The Eternal City is bursting with ancient marvels and iconic cultural attractions, from the Colosseum to the Pantheon to the Roman Forum, just to name a few. But make time for getting outside the centro storico (historic center) and exploring Rome‘s diverse neighborhoods on your own terms — wander the streets and refuel as needed with espresso, pasta and as many cups of gelato as your heart desires.


All Stories



When to Go: Spring and fall are ideal times to travel to Rome, when the weather is pleasant but not muggy and the crowds aren’t quite as intense as they are in the summertime. In fact, April, May, September and October are widely regarded as the best months to visit. However, winter also has its charms. Rates tend to be lowest from late November to mid-March (except for the holidays), and high-season crowds dissipate.


Visas: U.S. citizens visiting for less than 90 days do not need to obtain a visa. Passports must be valid for at least three months beyond your planned date of departure (six months is recommended).
Money: Local currency is the euro. ATMs are widely available throughout the city. Although credit cards are accepted nearly everywhere you go, carrying a little cash is always a good idea.
Travel Health: As per the U.S. Centers for Disease Control and Prevention (CDC), travelers should be fully vaccinated before going to Rome. Be sure to check airline requirements — as well as requirements at your destination, including (but not limited to) proof of vaccination, testing or quarantine — before you go. The Italian Health Ministry and the CDC are the best resources for up-to-date information and guidance. Before traveling, research and prepare for what to do if you get sick while away.

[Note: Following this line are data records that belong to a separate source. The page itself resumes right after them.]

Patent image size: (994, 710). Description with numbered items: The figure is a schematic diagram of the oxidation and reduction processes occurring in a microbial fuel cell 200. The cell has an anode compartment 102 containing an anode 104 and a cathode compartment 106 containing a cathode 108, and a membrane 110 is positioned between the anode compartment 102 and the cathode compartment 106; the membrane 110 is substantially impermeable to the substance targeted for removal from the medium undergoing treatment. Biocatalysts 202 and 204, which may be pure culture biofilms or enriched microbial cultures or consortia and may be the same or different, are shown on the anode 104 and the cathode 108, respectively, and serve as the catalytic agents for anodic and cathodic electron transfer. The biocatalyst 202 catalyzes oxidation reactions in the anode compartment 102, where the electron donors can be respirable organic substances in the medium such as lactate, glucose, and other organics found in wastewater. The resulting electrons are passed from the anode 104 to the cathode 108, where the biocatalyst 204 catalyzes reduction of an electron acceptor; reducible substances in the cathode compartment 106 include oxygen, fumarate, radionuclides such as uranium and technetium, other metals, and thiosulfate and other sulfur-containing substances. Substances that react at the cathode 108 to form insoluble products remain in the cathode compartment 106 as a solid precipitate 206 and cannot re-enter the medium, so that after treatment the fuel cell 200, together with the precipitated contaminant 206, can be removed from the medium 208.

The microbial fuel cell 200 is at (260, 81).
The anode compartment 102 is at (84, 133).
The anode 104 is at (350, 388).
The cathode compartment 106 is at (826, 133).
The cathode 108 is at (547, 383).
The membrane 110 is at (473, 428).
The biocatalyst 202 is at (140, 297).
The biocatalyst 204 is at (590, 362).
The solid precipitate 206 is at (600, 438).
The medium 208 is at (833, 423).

Getting Here: Rome’s airport is Leonardo da Vinci-Fiumicino Airport (FCO). To get from the airport to the city center, take a taxi or go by train. The main hub is Stazione Termini.
Getting Around: If you’re staying in the city center, you can explore most of the main attractions on foot. Walking is also the most pleasurable way to soak up the sights and sounds of this lively city. Public transportation is run by ATAC and includes buses, trams, the metro and trains. Taxis are everywhere, but note that it’s best to call or wait at a stand as opposed to hailing a cab.


Local Lingo: Italian is the official language. It’s always helpful to learn a few key words and phrases before you go, even though most people speak English, especially in touristy areas. Ciao! – Hello! Buongiorno – Good morning. Buonasera – Good evening. – Per favore – Please. Grazie – Thank you. Prego – You’re welcome.
Must-Have Apps: FREE NOW (mytaxi)WC RomeMiC Roma
Insider Tip: Want to see ancient art and architecture without the crowds? Check out the lesser-known Museo Nazionale Romano (the National Roman Museum) for a comprehensive look at the prehistory and early history of Rome.